The Gospels in 40 days Matthew 11

Matthew 11

The Legacy of John the Baptist: John is in prison, and probably knows his death is imminent. Many read this story as a moment of weakness, when John’s faith falters and he is questioning everything. If so, Jesus is full of reassurance – John’s situation calls for encouragement, not rebuke. Sometimes “doubt” is stubborn resistance to God’s message; sometimes it is genuine seeking. Have you ever been rebuked for asking sincere questions? Teachers are not always right in responding to doubt. Jesus is. When the crowds don’t want to believe, he knows their questions are just a front. The Pharisees set questions as traps, but those who seek will find, those who ask will receive.

I wonder if John did doubt, or if he used this question to deliver his remaining disciples into Jesus’ care. John (at other places in the Gospels) was happy to see his followers go over to the training of Jesus. John’s question, and Jesus’ answer tell John’s last faithful disciples that Jesus is the fulfilment of John’s ministry: that they can carry on, after John is gone, in the company of Jesus who will finish their training.

Woe and Rest: The end of this chapter warns those who have heard and seen the ministry of Jesus and have not repented.
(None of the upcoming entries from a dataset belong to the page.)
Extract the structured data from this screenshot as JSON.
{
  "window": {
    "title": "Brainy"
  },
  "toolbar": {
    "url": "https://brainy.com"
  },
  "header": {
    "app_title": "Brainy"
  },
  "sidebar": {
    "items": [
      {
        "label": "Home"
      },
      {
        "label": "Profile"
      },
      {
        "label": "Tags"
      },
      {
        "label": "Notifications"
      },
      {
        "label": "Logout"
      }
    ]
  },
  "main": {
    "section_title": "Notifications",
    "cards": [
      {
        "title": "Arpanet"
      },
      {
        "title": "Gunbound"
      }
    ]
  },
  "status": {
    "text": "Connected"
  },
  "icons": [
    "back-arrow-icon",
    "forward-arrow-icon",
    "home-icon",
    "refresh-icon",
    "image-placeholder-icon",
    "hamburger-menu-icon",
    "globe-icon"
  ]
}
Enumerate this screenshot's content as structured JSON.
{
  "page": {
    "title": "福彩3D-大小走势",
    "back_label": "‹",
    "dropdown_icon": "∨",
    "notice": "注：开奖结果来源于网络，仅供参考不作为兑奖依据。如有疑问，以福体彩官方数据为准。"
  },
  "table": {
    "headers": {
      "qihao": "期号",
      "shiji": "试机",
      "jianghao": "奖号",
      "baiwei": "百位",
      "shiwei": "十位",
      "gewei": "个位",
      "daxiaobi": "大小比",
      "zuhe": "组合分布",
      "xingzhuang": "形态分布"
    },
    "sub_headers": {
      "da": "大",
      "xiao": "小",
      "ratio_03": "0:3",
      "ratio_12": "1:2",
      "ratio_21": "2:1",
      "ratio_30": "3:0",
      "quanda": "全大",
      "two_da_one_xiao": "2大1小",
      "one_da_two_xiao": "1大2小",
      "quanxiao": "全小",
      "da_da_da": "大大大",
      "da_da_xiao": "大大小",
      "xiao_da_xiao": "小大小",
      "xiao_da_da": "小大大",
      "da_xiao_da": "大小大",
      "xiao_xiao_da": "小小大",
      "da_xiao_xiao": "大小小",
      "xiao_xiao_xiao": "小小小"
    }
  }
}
Why do people still refuse Jesus when they have seen so many proofs? And why do some people joyfully receive him with little proof? It seems that an unfortunate characteristic of the smart and strong is that they think they can make it on their own. But the weary, Burdened, needy and lowly are willing to humbly accept help and direction. God does not show favouritism towards the poor – but the highly exalted often need to be brought down off their high horse before they will let God be God.

Lord, if my pride is a barrier to knowing you, please, in your mercy, destroy my pride.